I've documents stored in Elastic Search in this way:
Doc1:
{
"owner": "owner_1",
"attributes" : [
{
"name": "dump",
"value": "xyz"
},
{
"name": "weight",
"value": "150"
}
]
}
Doc2:
{
"owner": "onwer_2",
"attributes" : [
{
"name": "dump",
"value": "xyz"
},
{
"name": "weight",
"value": "600"
}
]
}
Doc3:
{
"owner": "owner_3",
"attributes" : [
{
"name": "dump",
"value": "abc"
},
{
"name": "weight",
"value": "40"
}
]
}
Note: attributes
is a nested type field.
Problem statement:
- Retrieve documents that have the
name
dump in theirattributes
field. - Perform an aggregation based on the
value
of dump (abc, xyz). - Calculate the total weight for all documents that have the same dump value obtained from the previous step.
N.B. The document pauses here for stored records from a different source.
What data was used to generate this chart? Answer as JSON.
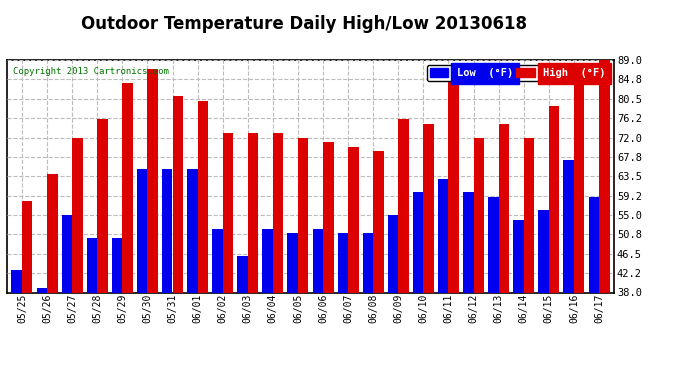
{
  "title": "Outdoor Temperature Daily High/Low 20130618",
  "copyright": "Copyright 2013 Cartronics.com",
  "legend_low": "Low  (°F)",
  "legend_high": "High  (°F)",
  "dates": [
    "05/25",
    "05/26",
    "05/27",
    "05/28",
    "05/29",
    "05/30",
    "05/31",
    "06/01",
    "06/02",
    "06/03",
    "06/04",
    "06/05",
    "06/06",
    "06/07",
    "06/08",
    "06/09",
    "06/10",
    "06/11",
    "06/12",
    "06/13",
    "06/14",
    "06/15",
    "06/16",
    "06/17"
  ],
  "lows": [
    43,
    39,
    55,
    50,
    50,
    65,
    65,
    65,
    52,
    46,
    52,
    51,
    52,
    51,
    51,
    55,
    60,
    63,
    60,
    59,
    54,
    56,
    67,
    59
  ],
  "highs": [
    58,
    64,
    72,
    76,
    84,
    87,
    81,
    80,
    73,
    73,
    73,
    72,
    71,
    70,
    69,
    76,
    75,
    86,
    72,
    75,
    72,
    79,
    86,
    89
  ],
  "low_color": "#0000ee",
  "high_color": "#dd0000",
  "bg_color": "#ffffff",
  "ylim_min": 38.0,
  "ylim_max": 89.0,
  "yticks": [
    38.0,
    42.2,
    46.5,
    50.8,
    55.0,
    59.2,
    63.5,
    67.8,
    72.0,
    76.2,
    80.5,
    84.8,
    89.0
  ],
  "grid_color": "#bbbbbb",
  "title_fontsize": 12,
  "bar_width": 0.42
}
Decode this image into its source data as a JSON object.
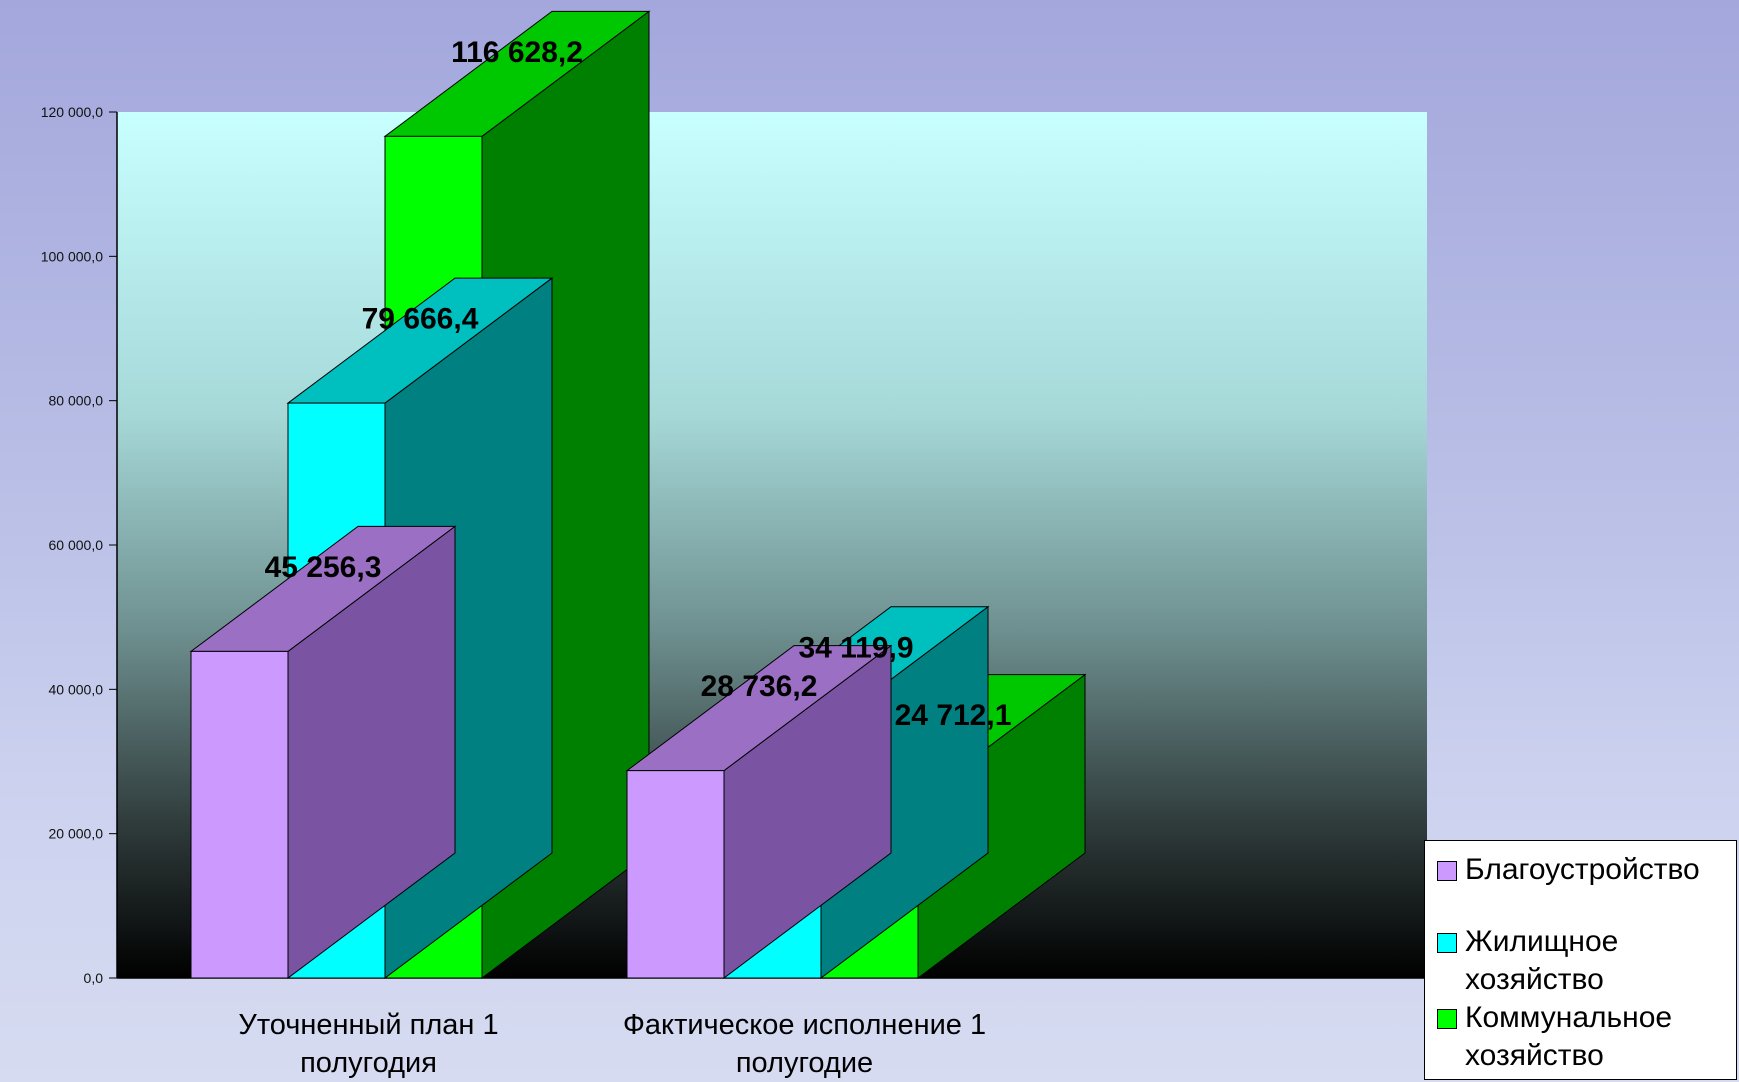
{
  "chart_data": {
    "type": "bar",
    "categories": [
      "Уточненный план 1 полугодия",
      "Фактическое исполнение 1 полугодие"
    ],
    "series": [
      {
        "name": "Благоустройство",
        "values": [
          45256.3,
          28736.2
        ],
        "labels": [
          "45 256,3",
          "28 736,2"
        ],
        "color": "#cc99ff",
        "top_color": "#9b6fc4",
        "side_color": "#7a54a3"
      },
      {
        "name": "Жилищное хозяйство",
        "values": [
          79666.4,
          34119.9
        ],
        "labels": [
          "79 666,4",
          "34 119,9"
        ],
        "color": "#00ffff",
        "top_color": "#00bfbf",
        "side_color": "#008080"
      },
      {
        "name": "Коммунальное хозяйство",
        "values": [
          116628.2,
          24712.1
        ],
        "labels": [
          "116 628,2",
          "24 712,1"
        ],
        "color": "#00ff00",
        "top_color": "#00c800",
        "side_color": "#008000"
      }
    ],
    "ylim": [
      0,
      120000
    ],
    "yticks": [
      0,
      20000,
      40000,
      60000,
      80000,
      100000,
      120000
    ],
    "ytick_labels": [
      "0,0",
      "20 000,0",
      "40 000,0",
      "60 000,0",
      "80 000,0",
      "100 000,0",
      "120 000,0"
    ],
    "legend_position": "bottom-right",
    "grid": false,
    "plot_background": "gradient light cyan to black"
  }
}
The result for the documents mentioned above resembles the following:
{
...
"aggregations": {
...
"buckets": [
{
"key": "xyz",
"doc_count": 2,
"weight": {
"value": 800
}
},
{
"key": "abc",
"doc_count": 1,
"weight": {
"value": 40
}
}
]
}
}
What steps I've taken so far?
I've prepared the following query.
{
"size": 0,
"query": {
"nested": {
"path": "doc.attributes",
"query": {
"bool": {
"must": [
{
"term": {
"doc.attributes.name.keyword": "dump"
}
}
]
}
}
}
},
"aggs": {
"attributes": {
"nested": {
"path": "doc.attributes"
},
"aggs": {
"NAME_BUCKET": {
"filter": {
"terms": {
"doc.attributes.name.keyword": [
"dump",
"weight"
]
}
},
"aggs": {
"VALUE_BUCKET": {
"terms": {
"field": "doc.attributes.value.keyword",
"size": 100
},
"aggs": {
"weight": {
"sum": {
"script": {
"lang": "painless",
"source": """
if(doc['doc.attributes.name.keyword'].value == "weight") {
return Double.parseDouble(doc['doc.attributes.value.keyword'].value);
}
return 0;
"""
}
}
}
}
}
}
}
}
}
}
}
The above query produces output similar to this:
{
...,
...,
"buckets": [
{
"key": "abc",
"doc_count": 1,
"Payment": {
"value": 0.0
}
},
{
"key": "xyz",
"doc_count": 2,
"Payment": {
"value": 0.0
}
},
{
"key": "150",
"doc_count": 1,
"Payment": {
"value": 150.0
}
},
{
"key": "40",
"doc_count": 1,
"Payment": {
"value": 40.0
}
},
{
"key": "650",
"doc_count": 1,
"Payment": {
"value": 650.0
}
}
]
}
Of course, the above query doesn't yield the expected output. The NAME_BUCKET aggregation aggregates records based on the dump and weight fields so that they can be used later in the Painless script. However, I am currently unable to determine how to aggregate weight based on the value of dump."
Your help would be highly appreciated.